Achieving this goal foresees reaching Target 2.3 “By 2030, double the agricultural productivity and incomes of small-scale food producers, in particular women, indigenous peoples, family farmers, pastoralists and fishers, including through secure and equal access to land, other productive resources and inputs…”

Compatible Target 2.a calls for efforts to “Increase investment, including through enhanced international cooperation, in rural infrastructure, agricultural research and extension services, technology development and plant and livestock gene banks in order to enhance agricultural productive capacity in developing countries, in particular least developed countries.” Efforts to reach this Target rely on land tenure security and maintaining urban-rural linkages.

Goal 5: Achieve gender equality and empower all women and girls

The “Means of Implementation”for this SDG requires governments to pursue Target 5.A:“Undertake reforms to give women equal rights to economic resources, as well as access to ownership and control over land and other forms of property, financial services, inheritance and natural resources, in accordance with national laws.” The indicator 5.a.1, proposed by FAO, calls for measuring the (a) percentage of people with ownership or secure rights over agricultural and (out of total agricultural population), by sex, and (b) share of women among owners or rights-bearers of agricultural land, type of tenure.
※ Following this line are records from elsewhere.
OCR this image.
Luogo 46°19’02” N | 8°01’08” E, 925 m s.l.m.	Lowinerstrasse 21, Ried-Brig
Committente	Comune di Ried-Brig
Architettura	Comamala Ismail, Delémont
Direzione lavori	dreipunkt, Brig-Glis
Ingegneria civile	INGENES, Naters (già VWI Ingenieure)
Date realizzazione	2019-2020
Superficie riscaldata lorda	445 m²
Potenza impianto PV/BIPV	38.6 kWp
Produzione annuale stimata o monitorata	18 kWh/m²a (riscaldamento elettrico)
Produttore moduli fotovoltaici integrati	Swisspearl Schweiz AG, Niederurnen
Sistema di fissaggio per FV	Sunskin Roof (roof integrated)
The explanation of this indicator points out the need for data to be disaggregated by type of tenure.

Goal 11: Make cities and human settlements inclusive, safe, resilient and sustainable

This SDG is a natural home for Targets and Indicators that ensure and measure secure land tenure. The Metadata for Indicator 11.1.1 seeks to determine the “percentage of urban population living in slums or informal settlements.” In this context, we find the definition of “slum” as habitation that lack any of (1) durable housing, (2) sufficient living space, (3) easy access to safe water, (4) access to adequate sanitation, and (5) security of tenure. Tenure is here understood to include various types, defined as ranging from “evidence of documentation that can be used as proof of secure tenure status,” or “either de facto or perceived / protection from forced evictions.”

Goal 15: Protect, restore and promote sustainable use of terrestrial ecosystems, sustainably manage forests, combat desertification, and halt and reverse land degradation and halt biodiversity loss

In taking steps to reach this Goal, we find the most-technical Targets and Indicators. These relate to the conservation, restoration and sustainable use ofecosystems in line with obligations under international agreements.

While tenure security is not mentioned anywhere in the Metadata or Indicators, this remains a gap to be filled. Frontline communities, the Food Sovereignty Movement and environmentalists have posed the need for structural shifts toward more-sustainable practices, including traditional land management and agro-ecology. [Arabic] States and governments will have to respect and protect the tenure security of those who practice such restorative methods of land use.